Ее уменье и слава мастерицы озлобляли их. Она знала все, что говорят о ней, говорят не в голос, не на собрании, но как раз так говорят, как говорил сарайщик Лоба-сов — с осторожной невнятностью, будто про себя, но чтобы ей-то слышно было:
— Тебе больше всех надо… Ты все трудодни хочешь забрать. Ты всех обскакать хочешь. За ручки тебя взять да из овина вывести.
Теперь Софья Мефодьевна с болью представила себе, какая радость будет для этих людей рассказывать для смеху, как ехала она на скрипучей телеге, как конь распрягался, как оиа опоздала и опозорилась…
Во второй бригаде ей перезапрягли лошадь, подмазали колеса. Она успокоилась немного и поехала быстрее, надеясь еще догнать подруг. Ей очень не хотелось явиться одной, обратить на себя внимание. Она догадывалась, какое значение имеет ее участие на слете. О ней уже говорили, писали в газетах как о лучшей льнотрепальщице-стахановке. Чего доброго, еще не начнут без нее, будут поджидать. Так бы хорошо приехать вместе со своими — с Надеждой Лобасовой, Серафимой Струмяновой, со всем звеном! Одна, без них она даже в своем мастерстве не была так уверена.
Подгоняя лошадь, Софья Мефодьевна вся внутренне готовилась к тому, что предстояло делать сегодня. Поискав рукой возле себя в телеге, она вдруг не нащупала трепашки. Переворошила сено под сиденьем, осмотрела все — трепашки не было, выпала где-то по дороге.
Искать было бесполезно, возвращаться поздно. Она не знала, что и делать. Ехать без своей трепашки означало для нее полную неудачу. Не ехать было невозможно. Потерю трепашки могли понять как нехитрый предлог, чтобы уклониться от участия в пробной, показательной работе.
Туда съедутся много женщин, перед которыми она, Софья Лобасова, на районном слете, впервые в жизни выступая с трибуны, заявила, что можно натрепывать свыше двадцати килограммов волокна, что вот она, Лобасова, берется выработать двадцать два килограмма.
«Ага, хвастаться только», — скажут они, и все поймут, что Лобасова только хвасталась, выскочить хотела, «обскакать всех»…
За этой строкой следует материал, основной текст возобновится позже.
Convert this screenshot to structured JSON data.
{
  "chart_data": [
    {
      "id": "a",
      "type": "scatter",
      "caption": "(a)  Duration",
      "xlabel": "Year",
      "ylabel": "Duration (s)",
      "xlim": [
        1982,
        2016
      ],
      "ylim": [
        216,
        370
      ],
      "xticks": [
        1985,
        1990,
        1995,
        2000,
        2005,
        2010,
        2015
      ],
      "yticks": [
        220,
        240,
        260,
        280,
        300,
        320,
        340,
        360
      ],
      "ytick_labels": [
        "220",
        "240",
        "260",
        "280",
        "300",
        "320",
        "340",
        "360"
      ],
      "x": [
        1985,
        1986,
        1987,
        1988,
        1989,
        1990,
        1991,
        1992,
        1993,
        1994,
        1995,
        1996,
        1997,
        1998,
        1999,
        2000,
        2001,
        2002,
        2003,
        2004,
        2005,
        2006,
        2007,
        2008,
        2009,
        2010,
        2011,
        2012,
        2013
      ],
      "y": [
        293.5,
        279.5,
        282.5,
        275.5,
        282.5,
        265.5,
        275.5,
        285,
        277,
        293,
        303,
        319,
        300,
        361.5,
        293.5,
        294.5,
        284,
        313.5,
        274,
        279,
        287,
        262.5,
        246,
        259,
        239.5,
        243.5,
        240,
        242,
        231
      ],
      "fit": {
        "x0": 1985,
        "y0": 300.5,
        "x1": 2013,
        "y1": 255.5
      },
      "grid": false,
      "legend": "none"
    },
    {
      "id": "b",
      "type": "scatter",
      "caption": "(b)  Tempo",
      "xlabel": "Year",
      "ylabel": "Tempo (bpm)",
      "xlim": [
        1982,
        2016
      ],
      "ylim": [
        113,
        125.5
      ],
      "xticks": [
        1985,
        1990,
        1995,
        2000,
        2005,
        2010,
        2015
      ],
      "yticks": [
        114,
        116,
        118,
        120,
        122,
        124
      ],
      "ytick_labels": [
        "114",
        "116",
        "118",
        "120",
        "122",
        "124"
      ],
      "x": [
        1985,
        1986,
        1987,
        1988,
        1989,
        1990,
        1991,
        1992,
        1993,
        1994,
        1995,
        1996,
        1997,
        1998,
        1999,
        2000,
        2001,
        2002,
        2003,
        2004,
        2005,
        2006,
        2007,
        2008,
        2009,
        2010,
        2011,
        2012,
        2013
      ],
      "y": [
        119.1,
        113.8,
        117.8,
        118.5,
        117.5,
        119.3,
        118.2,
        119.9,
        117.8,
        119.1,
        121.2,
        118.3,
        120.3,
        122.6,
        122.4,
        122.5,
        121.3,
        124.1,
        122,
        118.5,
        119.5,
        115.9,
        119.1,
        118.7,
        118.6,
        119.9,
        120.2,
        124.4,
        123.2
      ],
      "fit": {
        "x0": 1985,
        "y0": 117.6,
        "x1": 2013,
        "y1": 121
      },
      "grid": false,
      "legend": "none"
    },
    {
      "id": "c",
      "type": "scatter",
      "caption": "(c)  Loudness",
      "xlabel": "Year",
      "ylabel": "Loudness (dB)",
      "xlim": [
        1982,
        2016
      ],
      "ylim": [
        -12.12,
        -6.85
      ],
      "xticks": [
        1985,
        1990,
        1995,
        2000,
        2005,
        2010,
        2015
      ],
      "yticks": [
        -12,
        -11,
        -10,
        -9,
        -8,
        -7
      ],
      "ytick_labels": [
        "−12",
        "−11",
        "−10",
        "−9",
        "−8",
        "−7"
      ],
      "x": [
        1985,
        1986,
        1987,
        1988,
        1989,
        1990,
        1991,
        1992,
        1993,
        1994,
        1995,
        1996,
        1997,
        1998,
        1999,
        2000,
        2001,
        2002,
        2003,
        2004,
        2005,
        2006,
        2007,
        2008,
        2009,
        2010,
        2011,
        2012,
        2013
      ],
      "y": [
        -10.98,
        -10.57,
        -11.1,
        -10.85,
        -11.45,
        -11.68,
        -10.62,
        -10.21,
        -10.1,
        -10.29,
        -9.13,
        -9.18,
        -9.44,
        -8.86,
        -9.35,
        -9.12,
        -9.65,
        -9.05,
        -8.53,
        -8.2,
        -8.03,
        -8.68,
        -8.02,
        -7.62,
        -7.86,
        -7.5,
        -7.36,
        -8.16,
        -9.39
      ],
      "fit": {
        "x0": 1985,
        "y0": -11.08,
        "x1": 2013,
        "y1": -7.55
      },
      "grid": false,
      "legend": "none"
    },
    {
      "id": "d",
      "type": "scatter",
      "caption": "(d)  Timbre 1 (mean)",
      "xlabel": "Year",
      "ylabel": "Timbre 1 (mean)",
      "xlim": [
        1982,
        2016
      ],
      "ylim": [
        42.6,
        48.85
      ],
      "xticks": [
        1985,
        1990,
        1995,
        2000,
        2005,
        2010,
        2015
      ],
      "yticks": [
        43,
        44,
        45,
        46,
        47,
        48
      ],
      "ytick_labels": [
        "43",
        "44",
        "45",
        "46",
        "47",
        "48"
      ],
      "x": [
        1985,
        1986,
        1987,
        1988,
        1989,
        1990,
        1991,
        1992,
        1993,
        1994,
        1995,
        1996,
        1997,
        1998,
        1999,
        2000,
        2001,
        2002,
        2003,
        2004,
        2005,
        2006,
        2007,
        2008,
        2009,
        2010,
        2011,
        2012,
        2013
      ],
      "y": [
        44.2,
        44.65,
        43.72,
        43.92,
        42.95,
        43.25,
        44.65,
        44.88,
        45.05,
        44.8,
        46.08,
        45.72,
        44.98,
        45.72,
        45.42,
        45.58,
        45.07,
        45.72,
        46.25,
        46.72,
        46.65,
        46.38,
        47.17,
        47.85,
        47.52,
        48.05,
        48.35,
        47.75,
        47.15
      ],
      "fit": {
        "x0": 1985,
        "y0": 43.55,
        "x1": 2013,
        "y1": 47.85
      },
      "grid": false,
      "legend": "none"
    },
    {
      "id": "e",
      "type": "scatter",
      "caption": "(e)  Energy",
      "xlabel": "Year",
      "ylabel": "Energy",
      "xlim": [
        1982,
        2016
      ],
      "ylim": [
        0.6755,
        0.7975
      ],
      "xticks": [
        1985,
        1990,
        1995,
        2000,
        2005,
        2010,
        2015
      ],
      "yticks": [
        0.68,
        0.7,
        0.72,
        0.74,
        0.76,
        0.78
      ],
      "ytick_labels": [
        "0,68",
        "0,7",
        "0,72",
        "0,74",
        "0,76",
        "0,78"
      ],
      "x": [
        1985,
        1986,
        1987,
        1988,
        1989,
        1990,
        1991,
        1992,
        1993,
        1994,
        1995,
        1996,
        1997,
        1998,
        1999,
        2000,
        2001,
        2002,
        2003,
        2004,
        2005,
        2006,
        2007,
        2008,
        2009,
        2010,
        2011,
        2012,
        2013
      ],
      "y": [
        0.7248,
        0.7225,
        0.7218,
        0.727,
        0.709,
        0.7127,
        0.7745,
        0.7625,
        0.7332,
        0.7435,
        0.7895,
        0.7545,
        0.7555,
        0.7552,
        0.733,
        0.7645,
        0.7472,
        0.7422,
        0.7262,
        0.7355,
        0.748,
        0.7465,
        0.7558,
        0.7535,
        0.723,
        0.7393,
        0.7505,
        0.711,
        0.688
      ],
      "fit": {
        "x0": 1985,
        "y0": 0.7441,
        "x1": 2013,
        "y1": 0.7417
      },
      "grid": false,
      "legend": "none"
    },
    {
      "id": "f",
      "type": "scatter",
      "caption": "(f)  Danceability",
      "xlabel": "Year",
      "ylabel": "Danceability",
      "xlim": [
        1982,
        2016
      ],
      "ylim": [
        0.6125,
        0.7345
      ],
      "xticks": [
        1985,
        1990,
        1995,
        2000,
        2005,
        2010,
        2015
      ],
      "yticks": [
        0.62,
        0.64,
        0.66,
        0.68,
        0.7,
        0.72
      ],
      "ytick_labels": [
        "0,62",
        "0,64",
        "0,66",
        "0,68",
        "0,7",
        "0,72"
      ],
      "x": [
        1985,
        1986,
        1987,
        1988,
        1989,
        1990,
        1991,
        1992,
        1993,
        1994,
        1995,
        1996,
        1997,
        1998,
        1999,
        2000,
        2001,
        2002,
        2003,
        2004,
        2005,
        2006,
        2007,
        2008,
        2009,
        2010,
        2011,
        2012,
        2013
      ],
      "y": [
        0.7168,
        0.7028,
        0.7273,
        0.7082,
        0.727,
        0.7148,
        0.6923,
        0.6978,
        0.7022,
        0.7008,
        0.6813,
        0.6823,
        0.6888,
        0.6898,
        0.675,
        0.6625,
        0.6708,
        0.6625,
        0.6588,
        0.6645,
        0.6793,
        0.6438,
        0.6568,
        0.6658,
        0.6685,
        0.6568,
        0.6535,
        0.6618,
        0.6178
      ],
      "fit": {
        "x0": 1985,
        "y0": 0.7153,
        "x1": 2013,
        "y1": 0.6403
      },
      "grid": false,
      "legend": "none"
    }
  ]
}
Нет, лучше она будет голой ладонью трепать, чем позволит кому-нибудь так говорить о себе. В том, что касалось ее работы, эта маленькая и сухонькая, как пчелка, терпеливая, молчаливая и уступчивая женщина ни терпеть, ни молчать, ни уступать не хотела.
…Ей дали чью-то трепашку, и она с минуту растерянно, грустно и насмешливо рассматривала ее, поваживала в руке, вертела. С ее точки зрения это было полено, полено, которое «не подходило к руке», которое могло только «натрудить» руку, натереть мозоли по ореху и кое-как натрепать за десятичасовой рабочий день пять-шесть килограммов волокна. Если бы даже эта трепашка была поменьше, поаккуратней, если бы даже рукоять была не круглая, а плосковатая, не ворочающаяся в руке, — словом, если бы она даже пбходила по форме на трепашку Софьи Мефодьевны, все равно это еще не была бы ее трепашка. Это деревянное, мечеобразное орудие становится своим только после того, как им поработаешь, когда на гладком, как кость, дереве, на тех местах, куда падают удары льняной горсти, обозначатся выемки. Так «стачиваются» хорошие удачные косы, — стальное полотно местами делается шириной едва в палец.
У Софьи Мефодьевны трепашка начинает «жить» именно с того времени, когда выемки чуть наметятся, и до того, как они сделаются слишком глубокими, образуя как бы «талию» трепашки. Тонкое чутье мастерицы отмечает ту совсем незначительную потерю в весе орудия, которая возрастает с углублением выемок. Но дело не в одной потере веса. Трепашка «срабатывается» на самом рабочем месте, ближе к рукояти. Отсюда — какое-то отклонение в необходимом равновесии, устанавливаемом опять-таки чутьем. Чутье это с удивительной точностью угадывает ту степень «сработанности», когда нарушающееся равновесие приходится поддерживать уже лишним усилием руки, — правая рука начинает больше уставать.